When Type 2 Nutrition #31, “Carbohydrates and Sugars,” was originally published in 2011, it was an instant hit, now with almost 10 thousand pageviews. And since my new emphasis is on the recently diagnosed Pre-Diabetic and Type 2 Diabetic, demystifying carbohydrates and sugars is a good place to start again. So, let’s get down to basics.
The premise for educating the reader about carbohydrates, including sugars, is that you have independently researched the medical condition, Type 2 Diabetes and its precursors, Pre-Diabetes and Insulin Resistance, and have discovered that all of these conditions are dietary diseases. Not everyone who eats the Standard American Diet (SAD) develops them, but it is widely accepted that 1) a genetic predisposition is required and 2) that the SAD triggers a genetic “expression” in those who eat it and are so predisposed. So far, this affects about half the U.S. population.

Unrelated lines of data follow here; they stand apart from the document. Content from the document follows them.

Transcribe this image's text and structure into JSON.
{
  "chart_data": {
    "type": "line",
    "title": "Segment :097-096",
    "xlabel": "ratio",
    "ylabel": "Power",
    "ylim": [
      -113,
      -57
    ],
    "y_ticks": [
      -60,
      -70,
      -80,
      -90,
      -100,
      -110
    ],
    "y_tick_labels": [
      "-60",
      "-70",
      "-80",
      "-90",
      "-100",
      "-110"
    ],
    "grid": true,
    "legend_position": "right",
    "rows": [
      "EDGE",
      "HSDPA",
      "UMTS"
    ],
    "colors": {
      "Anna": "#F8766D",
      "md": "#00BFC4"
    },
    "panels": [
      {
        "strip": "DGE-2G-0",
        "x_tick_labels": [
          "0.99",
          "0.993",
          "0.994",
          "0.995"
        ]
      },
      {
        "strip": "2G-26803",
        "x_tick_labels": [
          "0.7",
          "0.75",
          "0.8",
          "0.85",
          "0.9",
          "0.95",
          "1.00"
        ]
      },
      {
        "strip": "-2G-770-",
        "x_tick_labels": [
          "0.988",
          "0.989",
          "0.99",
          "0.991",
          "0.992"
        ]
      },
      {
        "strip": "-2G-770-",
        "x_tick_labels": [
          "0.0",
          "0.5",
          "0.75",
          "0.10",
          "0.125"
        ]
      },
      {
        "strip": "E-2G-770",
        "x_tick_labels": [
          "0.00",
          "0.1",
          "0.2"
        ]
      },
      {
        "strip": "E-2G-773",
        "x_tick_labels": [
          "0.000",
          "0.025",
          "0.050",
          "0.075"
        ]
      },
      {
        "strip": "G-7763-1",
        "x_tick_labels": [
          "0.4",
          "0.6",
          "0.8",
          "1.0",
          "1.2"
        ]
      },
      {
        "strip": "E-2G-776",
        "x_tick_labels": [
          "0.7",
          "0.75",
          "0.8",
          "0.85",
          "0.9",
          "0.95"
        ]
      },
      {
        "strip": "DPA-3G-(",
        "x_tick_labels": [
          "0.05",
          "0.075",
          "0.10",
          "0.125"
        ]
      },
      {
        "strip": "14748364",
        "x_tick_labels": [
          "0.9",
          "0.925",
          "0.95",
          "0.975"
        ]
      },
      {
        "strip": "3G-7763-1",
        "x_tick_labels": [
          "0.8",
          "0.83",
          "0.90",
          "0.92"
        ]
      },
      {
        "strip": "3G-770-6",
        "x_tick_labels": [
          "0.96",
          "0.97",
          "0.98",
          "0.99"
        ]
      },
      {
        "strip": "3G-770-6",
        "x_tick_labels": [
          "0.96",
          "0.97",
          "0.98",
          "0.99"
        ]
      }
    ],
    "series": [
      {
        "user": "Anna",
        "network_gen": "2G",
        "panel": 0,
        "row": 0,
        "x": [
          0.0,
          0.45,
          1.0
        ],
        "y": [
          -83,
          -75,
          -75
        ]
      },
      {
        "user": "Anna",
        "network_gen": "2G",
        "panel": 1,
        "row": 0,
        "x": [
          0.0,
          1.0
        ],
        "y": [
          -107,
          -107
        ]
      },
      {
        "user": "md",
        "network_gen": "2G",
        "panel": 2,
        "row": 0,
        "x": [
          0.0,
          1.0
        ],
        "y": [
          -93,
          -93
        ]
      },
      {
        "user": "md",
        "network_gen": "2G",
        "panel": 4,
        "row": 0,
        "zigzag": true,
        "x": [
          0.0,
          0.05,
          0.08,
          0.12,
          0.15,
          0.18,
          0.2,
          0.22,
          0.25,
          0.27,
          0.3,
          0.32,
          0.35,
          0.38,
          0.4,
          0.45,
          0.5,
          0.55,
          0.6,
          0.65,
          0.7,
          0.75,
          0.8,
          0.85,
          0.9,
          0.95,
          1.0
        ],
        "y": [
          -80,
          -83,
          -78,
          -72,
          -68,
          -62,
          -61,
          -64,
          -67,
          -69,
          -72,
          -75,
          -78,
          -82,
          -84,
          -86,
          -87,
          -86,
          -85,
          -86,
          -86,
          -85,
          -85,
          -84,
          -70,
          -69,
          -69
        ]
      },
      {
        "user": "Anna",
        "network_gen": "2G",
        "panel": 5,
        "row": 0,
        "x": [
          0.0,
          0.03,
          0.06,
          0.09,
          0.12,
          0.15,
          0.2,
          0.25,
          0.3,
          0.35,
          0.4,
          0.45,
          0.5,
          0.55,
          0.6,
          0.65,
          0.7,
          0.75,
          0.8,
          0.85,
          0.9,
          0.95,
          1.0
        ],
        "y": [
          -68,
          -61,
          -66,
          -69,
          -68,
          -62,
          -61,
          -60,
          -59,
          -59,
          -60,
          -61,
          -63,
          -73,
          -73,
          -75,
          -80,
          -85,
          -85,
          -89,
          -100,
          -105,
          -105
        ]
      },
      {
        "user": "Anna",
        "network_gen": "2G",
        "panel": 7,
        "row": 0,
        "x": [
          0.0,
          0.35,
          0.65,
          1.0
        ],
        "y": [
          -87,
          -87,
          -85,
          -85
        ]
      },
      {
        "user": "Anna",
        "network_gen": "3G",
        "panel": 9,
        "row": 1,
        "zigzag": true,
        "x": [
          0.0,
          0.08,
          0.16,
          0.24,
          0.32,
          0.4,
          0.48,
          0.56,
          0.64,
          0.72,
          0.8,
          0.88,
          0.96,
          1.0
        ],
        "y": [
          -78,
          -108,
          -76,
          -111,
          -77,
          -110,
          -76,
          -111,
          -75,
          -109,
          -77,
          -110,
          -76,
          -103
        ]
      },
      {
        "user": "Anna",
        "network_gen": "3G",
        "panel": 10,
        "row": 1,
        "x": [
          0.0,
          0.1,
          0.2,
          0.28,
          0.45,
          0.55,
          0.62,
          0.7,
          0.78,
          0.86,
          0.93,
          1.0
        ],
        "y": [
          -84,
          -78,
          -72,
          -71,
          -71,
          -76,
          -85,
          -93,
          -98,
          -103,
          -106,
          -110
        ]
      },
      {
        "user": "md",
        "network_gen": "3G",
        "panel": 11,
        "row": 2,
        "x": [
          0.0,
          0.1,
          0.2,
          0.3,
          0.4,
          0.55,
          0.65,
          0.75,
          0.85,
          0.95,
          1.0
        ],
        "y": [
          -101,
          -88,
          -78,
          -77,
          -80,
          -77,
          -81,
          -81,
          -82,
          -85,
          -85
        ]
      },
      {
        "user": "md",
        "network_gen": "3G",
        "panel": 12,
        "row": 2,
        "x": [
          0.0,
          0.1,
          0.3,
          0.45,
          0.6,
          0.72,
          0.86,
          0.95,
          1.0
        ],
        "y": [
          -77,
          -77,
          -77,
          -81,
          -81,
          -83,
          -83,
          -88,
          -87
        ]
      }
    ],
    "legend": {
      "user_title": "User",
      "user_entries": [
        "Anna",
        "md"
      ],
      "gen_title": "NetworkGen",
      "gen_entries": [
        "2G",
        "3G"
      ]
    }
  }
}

One “expression” of this metabolic dysfunction is the associated development of fat accumulation in about 80% of Type 2s and Pre-diabetics. In fact, they are so closely related that the word “diabesity” has been coined to link them. Most medical sites actually cite obesity as a “cause” of diabetes. That is simply wrong. In fact, the opposite is true. The cause of obesity in Type 2s is Insulin Resistance (IR), the medical condition that develops and is the cause of Type 2 Diabetes and Prediabetes. The actual mechanism is described in Retrospective #308 and again in Retrospective #313.
So, what is the SAD? According to Wikipedia, “The typical American diet is about 50% carbohydrate, 15% protein, and 35% fat. Are you surprised? You shouldn’t be. Starting in 1977 our government has been recommending that we eat a diet that is 60% carbohydrate, 10% protein and 30% fat! See the Nutrition Facts panel on processed food packages and do the math yourself. You should know now that it is not in your best interests to follow these recommendations.
So, if you’re going to eat fewer carbohydrates, it’s necessary to know something about the macronutrient composition of food. All foods are composed of protein, fat and carbohydrates. Period. (Alcohol is not a “nutrient.” LOL)
1) All carbohydrates are saccharides; that’s Latin for “sugars.” For nutritional purposes, they are divided into two broad classes: simple sugars and so-called “complex” carbohydrates. In the blood, ALL carbs ALL become glucose.
2) Simple sugars are further divided into compounds of one or two molecules (monosaccharides and disaccharides). Examples include sucrose (table or cane sugar, a disaccharide composed of one molecule each of glucose and fructose). It is the same disaccharide sucrose found in all fruit, together with the monosaccharides free glucose and free fructose. Sugar in fruit has the exact same effect on your blood sugar as table (cane) sugar.
3) Disaccharides break down quickly and easily into glucose and another monosaccharide. The glucose circulates in the bloodstream until it is absorbed by receptor cells. Excess glucose is returned to the liver and stored as glycogen. When the liver stores are full, these sugars are converted by de novo lipogenesis to fat. Repeated slugs of liquid sugar hitting a full liver can ultimately lead to “fatty liver disease.” All fruit juices and sugary soft drinks are such sugar “slugs.”
4) Complex carbohydrates are comprised of long chains of single glucose molecules. They are divided into two classes: oligosaccharides comprised of 3 to 10 glucose molecules linked together, and polysaccharides, comprised of more than 10 glucose molecules linked together. Examples are all starches (breads, cereals, potatoes, rice and pasta).
5) The so-called complex carbohydrates are commonly (and erroneously) thought to be better dietary choices than simple sugars. That’s like saying arsenic is better for you than cyanide because it works more slowly. Remember, bread is how the glycemic index is defined. It has an “index” of 100. After highly processed and “refined” (more aptly “stripped”) white flour, and water, the third ingredient in every loaf of bread is some form of added sugar, a highly refined carbohydrate. When carbs are “processed,” these “complex” foods break down easily to “simple” sugars.And if you have Insulin Resistance, your blood sugar will remain elevated and be harmful to your health. Just remember: If you are Insulin Resistant, you are Carbohydrate Intolerant. Type 2 Diabetes is a Dietary Disease.